Kreisdirektion Dresden
Akten
Angaben zum entzogenen Vermögen
Sonstige Angaben
BZK-Nr.
Die Bundeszentralkartei (BZK) ist das zentrale Register des Bundes und der Länder zu den durchgeführten Entschädigungsverfahren. Bei der Aufnahme eines Verfahrens in die BZK wurde zur eindeutigen Identifizierung eine Nummer vergeben. Diese BZK-Nummer bezieht sich nicht auf eine Person, sondern auf ein Entschädigungsverfahren: Hat eine Person mehrere Ansprüche geltend gemacht (z.B. für sich selbst und für Angehörige), liegt im Normalfall für jedes Verfahren eine eigene BZK-Nummer vor. Häufig wurde als BZK-Nr. schlicht das Aktenzeichen der jeweiligen Entschädigungsbehörde übernommen.
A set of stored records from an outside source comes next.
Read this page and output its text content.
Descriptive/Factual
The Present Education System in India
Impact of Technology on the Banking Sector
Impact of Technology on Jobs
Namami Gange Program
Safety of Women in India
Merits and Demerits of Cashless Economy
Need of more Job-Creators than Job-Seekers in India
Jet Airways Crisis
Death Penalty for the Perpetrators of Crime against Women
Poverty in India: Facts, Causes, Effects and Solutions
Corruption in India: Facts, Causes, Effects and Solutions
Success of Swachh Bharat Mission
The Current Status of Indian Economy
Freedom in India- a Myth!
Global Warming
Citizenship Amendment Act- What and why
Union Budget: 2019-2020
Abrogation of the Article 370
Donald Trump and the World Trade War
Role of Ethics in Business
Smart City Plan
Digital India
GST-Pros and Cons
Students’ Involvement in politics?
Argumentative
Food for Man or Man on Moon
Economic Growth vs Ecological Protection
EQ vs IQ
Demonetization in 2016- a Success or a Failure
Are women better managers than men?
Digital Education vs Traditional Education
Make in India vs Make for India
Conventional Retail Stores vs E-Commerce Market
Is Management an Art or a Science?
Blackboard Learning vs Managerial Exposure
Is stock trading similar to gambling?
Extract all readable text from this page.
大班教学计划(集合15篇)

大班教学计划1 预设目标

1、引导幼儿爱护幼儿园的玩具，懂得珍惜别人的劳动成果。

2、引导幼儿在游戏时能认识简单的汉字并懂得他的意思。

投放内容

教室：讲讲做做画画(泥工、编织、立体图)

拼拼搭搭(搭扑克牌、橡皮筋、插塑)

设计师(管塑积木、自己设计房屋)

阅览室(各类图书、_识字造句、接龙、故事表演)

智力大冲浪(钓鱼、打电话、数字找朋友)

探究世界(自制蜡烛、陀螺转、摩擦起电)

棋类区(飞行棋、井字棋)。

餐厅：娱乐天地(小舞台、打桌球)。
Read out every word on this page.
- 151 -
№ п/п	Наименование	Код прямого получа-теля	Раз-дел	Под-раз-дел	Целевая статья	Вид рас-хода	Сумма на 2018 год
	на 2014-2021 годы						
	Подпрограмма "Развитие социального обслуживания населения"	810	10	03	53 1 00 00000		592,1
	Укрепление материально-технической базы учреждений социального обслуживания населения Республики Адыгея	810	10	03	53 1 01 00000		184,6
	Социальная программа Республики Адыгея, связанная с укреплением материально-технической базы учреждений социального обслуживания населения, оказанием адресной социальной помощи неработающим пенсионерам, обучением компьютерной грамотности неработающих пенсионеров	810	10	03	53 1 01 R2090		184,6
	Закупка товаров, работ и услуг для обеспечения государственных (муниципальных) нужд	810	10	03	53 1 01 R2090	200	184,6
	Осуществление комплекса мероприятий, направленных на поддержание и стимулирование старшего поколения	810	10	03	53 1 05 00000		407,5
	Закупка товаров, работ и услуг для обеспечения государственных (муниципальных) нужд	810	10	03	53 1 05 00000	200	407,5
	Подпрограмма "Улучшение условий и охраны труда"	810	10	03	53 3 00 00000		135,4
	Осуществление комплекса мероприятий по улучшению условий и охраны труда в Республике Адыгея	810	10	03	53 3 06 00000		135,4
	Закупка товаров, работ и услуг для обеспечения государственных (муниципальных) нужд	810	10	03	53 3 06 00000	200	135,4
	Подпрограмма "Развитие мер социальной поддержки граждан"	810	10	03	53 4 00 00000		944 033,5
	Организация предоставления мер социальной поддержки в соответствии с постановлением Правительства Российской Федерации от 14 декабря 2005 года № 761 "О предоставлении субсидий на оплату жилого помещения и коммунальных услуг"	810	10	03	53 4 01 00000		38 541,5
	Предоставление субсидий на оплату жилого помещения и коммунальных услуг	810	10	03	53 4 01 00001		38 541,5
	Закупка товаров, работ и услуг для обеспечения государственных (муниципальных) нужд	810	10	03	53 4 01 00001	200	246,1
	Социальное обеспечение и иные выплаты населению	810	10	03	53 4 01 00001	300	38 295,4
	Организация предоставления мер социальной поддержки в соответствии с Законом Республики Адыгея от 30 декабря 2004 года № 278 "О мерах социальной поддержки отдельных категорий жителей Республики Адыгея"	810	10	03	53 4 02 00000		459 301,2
Diese Nummer ist für eine Anfrage im entsprechenden Archiv wichtig.
Delikt nach NS-Justiz
Handlungen, die im Nationalsozialismus überhaupt erst kriminalisiert wurden (z.B. Heimtückegesetz, "Judenbegünstigung") oder die die NS-Justiz in verschärftem Maß verfolgte (z.B. Hochverrat).
Verfolgungsgrund
Die hier angegebenen Gründe orientieren sich am Wortlaut der in den Quellen genannten Verfolgungsgründe.
Rolle im Verfahren
„Verfolgte Person“ meint eine Person, die einen Entschädigungsanspruch für einen Schaden durch NS-Verfolgung geltend machte. Wenn der Antrag nicht von der verfolgten Person selbst, sondern von einer anderen Person gestellt wurde, so wird diese als „antragstellend“ angegeben und ihre Beziehung zur verfolgten Person, soweit vorhanden, vermerkt. In den Quellen wird die verfolgte Person mitunter als „Geschädigter“, die antragstellende Person als „Anspruchsberechtigter“ bezeichnet.
Suche im Archivportal-D
Weitere Archivalien zu dieser Person über die Wiedergutmachung hinaus können Sie eventuell im Archivportal-D finden.
Nähere Angaben zum Verfolgungsgrund
Ergänzende oder spezifischere Angaben zu Mitgliedschaft, Gruppenzugehörigkeit bzw. Gruppenzuschreibung, die Anlass für die Verfolgung war.